Com a crise escalada, a situação política venezuelana continuou a se deteriorar, e atingiu novos picos com a instauração, em maio de 2017, por parte do governo, de uma Assembleia Nacional Constituinte (ANC), que causou polêmica ao deslegitimar os candidatos opositores eleitos e pois “não haveria motivos concretos para mudar a Constituição”. As eleições transcorreram sob fortes acusações de fraudes e manipulação de resultados, inclusive por parte da empresa responsável pela contagem dos votos.
Diante de uma crise de legitimidade das instituições regionais e as dificuldades de se chegar a um acordo nos foros existentes em decorrência de divisões internas, os países da região recorrem a novos alinhamentos para demonstrarem rechaço à situação vivida pelo país bolivariano. É assim que, em 8 de agosto de 2017, Argentina, Brasil, Canadá, Chile, Colômbia, Costa Rica, Guatemala, Honduras, México, Panamá, Paraguai, e Peru, com posterior adesão de Guiana e Santa Lúcia, criam o Grupo de Lima (GL) através da assinatura da Declaração de Lima, com o objetivo de organizar uma saída para a crise na Venezuela.

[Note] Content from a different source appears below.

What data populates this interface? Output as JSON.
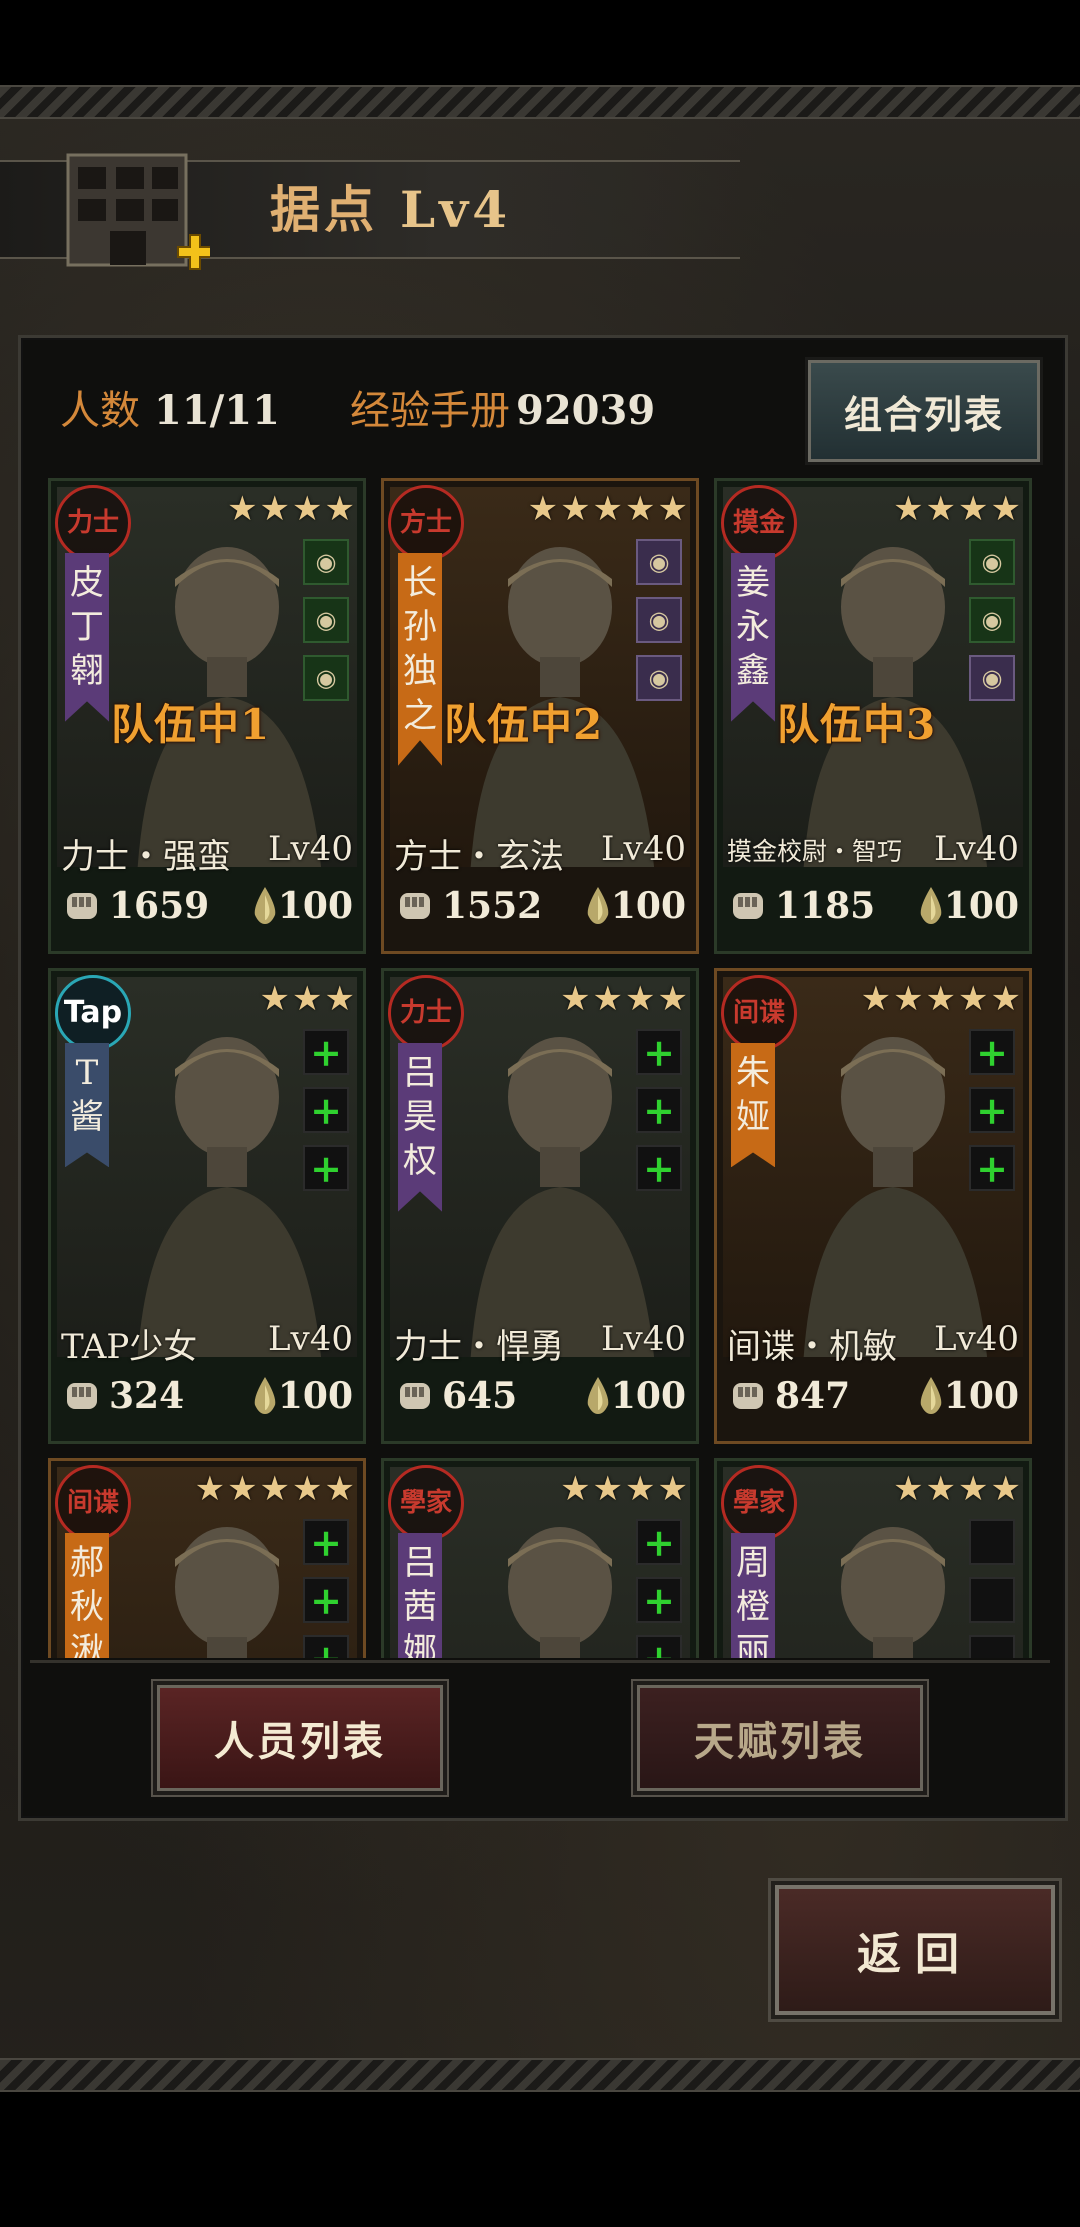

Desde então, o GL não reconheceu a ANC, e condenou enfaticamente as violações aos direitos humanos, a existência de perseguição, a repressão e os presos políticos, e a falta de eleições livres, além de ter se comprometido a acompanhar a situação venezuelana para a resolução do impasse.

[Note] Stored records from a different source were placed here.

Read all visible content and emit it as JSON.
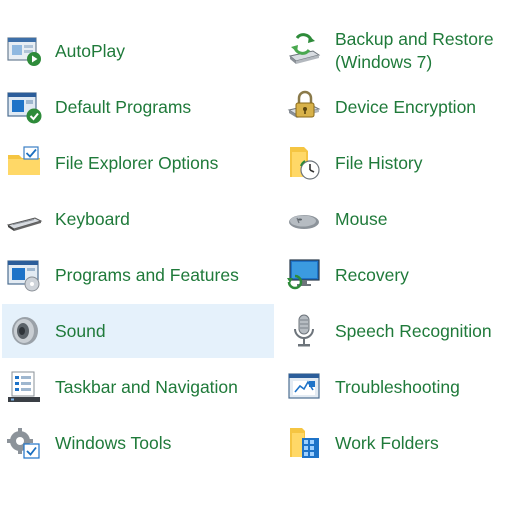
{
  "control_panel": {
    "left_column": [
      {
        "label": "AutoPlay",
        "icon": "autoplay-icon"
      },
      {
        "label": "Default Programs",
        "icon": "default-programs-icon"
      },
      {
        "label": "File Explorer Options",
        "icon": "folder-options-icon"
      },
      {
        "label": "Keyboard",
        "icon": "keyboard-icon"
      },
      {
        "label": "Programs and Features",
        "icon": "programs-features-icon"
      },
      {
        "label": "Sound",
        "icon": "speaker-icon",
        "selected": true
      },
      {
        "label": "Taskbar and Navigation",
        "icon": "taskbar-icon"
      },
      {
        "label": "Windows Tools",
        "icon": "windows-tools-icon"
      }
    ],
    "right_column": [
      {
        "label": "Backup and Restore (Windows 7)",
        "icon": "backup-restore-icon"
      },
      {
        "label": "Device Encryption",
        "icon": "device-encryption-icon"
      },
      {
        "label": "File History",
        "icon": "file-history-icon"
      },
      {
        "label": "Mouse",
        "icon": "mouse-icon"
      },
      {
        "label": "Recovery",
        "icon": "recovery-icon"
      },
      {
        "label": "Speech Recognition",
        "icon": "microphone-icon"
      },
      {
        "label": "Troubleshooting",
        "icon": "troubleshooting-icon"
      },
      {
        "label": "Work Folders",
        "icon": "work-folders-icon"
      }
    ],
    "colors": {
      "link_text": "#1f7a3a",
      "selected_background": "#e5f1fb"
    }
  }
}
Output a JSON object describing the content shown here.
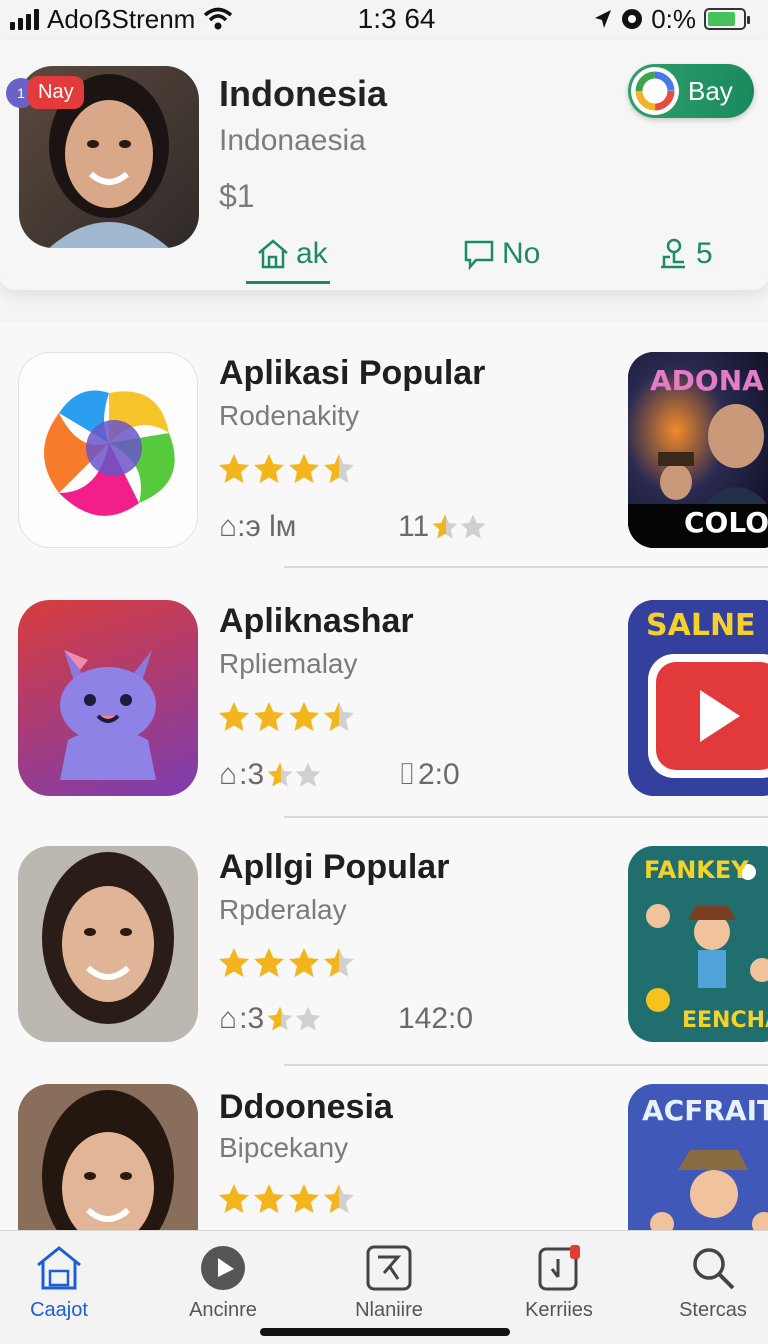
{
  "status_bar": {
    "carrier": "AdoẞStrenm",
    "time": "1:3 64",
    "battery": "0:%",
    "battery_level": 0.8
  },
  "featured": {
    "badge": "Nay",
    "corner_badge": "1",
    "title": "Indonesia",
    "subtitle": "Indonaesia",
    "price": "$1",
    "get_button": "Bay",
    "tabs": [
      {
        "label": "ak",
        "icon": "home-outline-icon"
      },
      {
        "label": "No",
        "icon": "speech-bubble-icon"
      },
      {
        "label": "5",
        "icon": "person-stand-icon"
      }
    ]
  },
  "apps": [
    {
      "name": "Aplikasi Popular",
      "category": "Rodenakity",
      "rating": 3.5,
      "meta_a": "⌂:э lм",
      "meta_b": "11",
      "meta_b_stars": 2,
      "meta_a_stars": 0,
      "promo_text_top": "ADONA",
      "promo_text_bottom": "COLO"
    },
    {
      "name": "Apliknashar",
      "category": "Rpliemalay",
      "rating": 3.5,
      "meta_a": ":3",
      "meta_a_stars": 2,
      "meta_b": "2:0",
      "meta_b_prefix": "⌷",
      "promo_text_top": "SALNE",
      "promo_text_bottom": ""
    },
    {
      "name": "Apllgi Popular",
      "category": "Rpderalay",
      "rating": 3.5,
      "meta_a": ":3",
      "meta_a_stars": 2,
      "meta_b": "142:0",
      "promo_text_top": "FANKEY",
      "promo_text_bottom": "EENCHA"
    },
    {
      "name": "Ddoonesia",
      "category": "Bipcekany",
      "rating": 3.5,
      "promo_text_top": "ACFRAIT",
      "promo_text_bottom": ""
    }
  ],
  "tab_bar": [
    {
      "label": "Caajot",
      "icon": "home-icon",
      "active": true
    },
    {
      "label": "Ancinre",
      "icon": "compass-play-icon",
      "active": false
    },
    {
      "label": "Nlaniire",
      "icon": "arcade-icon",
      "active": false
    },
    {
      "label": "Kerriies",
      "icon": "updates-icon",
      "active": false
    },
    {
      "label": "Stercas",
      "icon": "search-icon",
      "active": false
    }
  ],
  "colors": {
    "accent_green": "#1e8a62",
    "tab_active": "#1d5fd0",
    "star": "#f2b51d",
    "badge_red": "#e33a3a"
  }
}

Durante a última semana, conforme texto publicado pelo ODR, após o pleito eleitoral que reelegeu a Maduro como presidente, o GL volta a se manifestar acerca da legitimidade e viabilidade democrática do país bolivariano, condenando o processo eleitoral e convocando seus embaixadores para consulta, afirmando-se como principal canal dos vizinhos para a manifestação política. Isso porque, conforme também já discutimos em nosso site, a UNASUL vive um momento de esvaziamento após a suspensão da participação de metade de seus membros – exatamente os países sul-americanos que integram o GL -, que não conseguem chegar a um acordo com os demais vizinhos.

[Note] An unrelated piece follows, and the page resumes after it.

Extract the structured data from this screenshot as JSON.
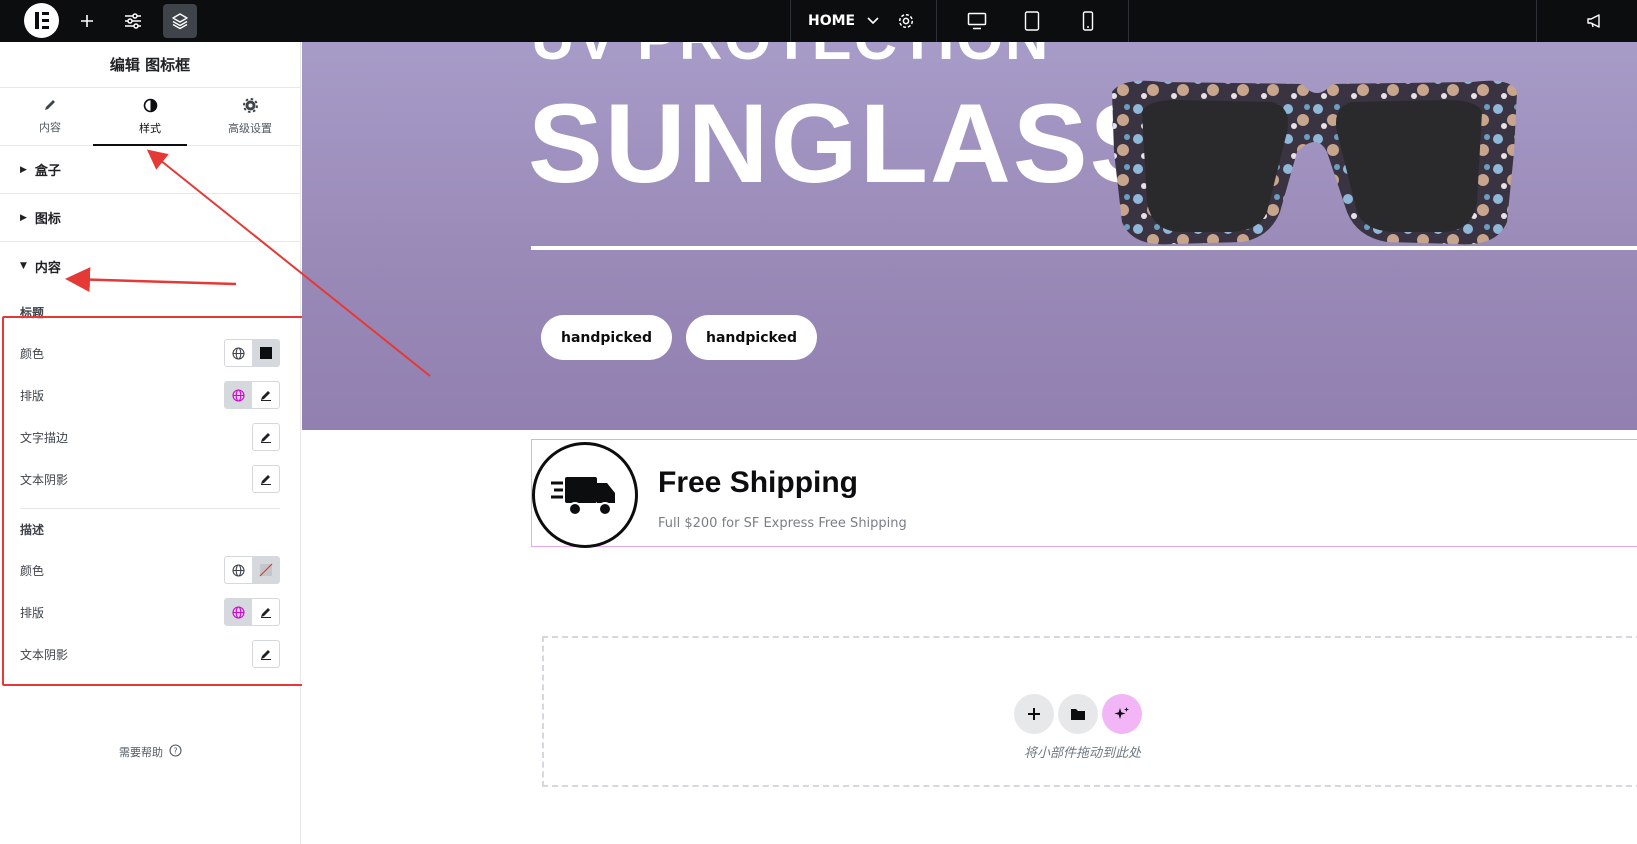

A OEA se manifestou sobre o assunto (com palavras enfáticas de seu secretário geral), mas, sem a participação do bloco sul-americano na mediação da crise, pode-se refletir acerca do momento vivido. Se em momentos anteriores a afirmação da UNASUL servia ao propósito de oferecer soluções regionais para problemas regionais, pode-se questionar se o que assistimos seria a proposição de um outro modelo de abordagem após as mudanças políticas e o chamado “giro a direita” na região.
De maneira geral, conforme afirmado anteriormente, o objetivo do presente texto não era rotular novos períodos regionais ou delimitar acontecimentos ainda em desdobramento, e, sim, propor uma reflexão. Assim, destaca-se a compreensão de que o GL não significa a composição de um novo bloco regional, e não necessariamente significa um foro permanente, ou se trata de uma forma de institucionalização de posicionamentos.
No entanto, o que se pode afirmar por ora é que significa, sim, uma escolha de como se posicionar perante a região, e que se difere de momentos anteriores. É um indício da escolha do multilateralismo com a participação de elementos externos à região e de foros não institucionalizados antes dos blocos regionais. Nesse sentido, a “América do Sul”, construção tão cuidada na política externa brasileira dos anos 2000, perde espaço para uma abordagem mais “americana” ou “continental” (contando participação do Canadá e outros países da América central), a partir do novo alinhamento ideológico dos países envolvidos.
Diante do exposto, o que nos resta afirmar é que a continuidade das escolhas políticas, dos foros regionais e do relacionamento entre vizinhos seguirá como tema de análises futuras dos pesquisadores do ODR.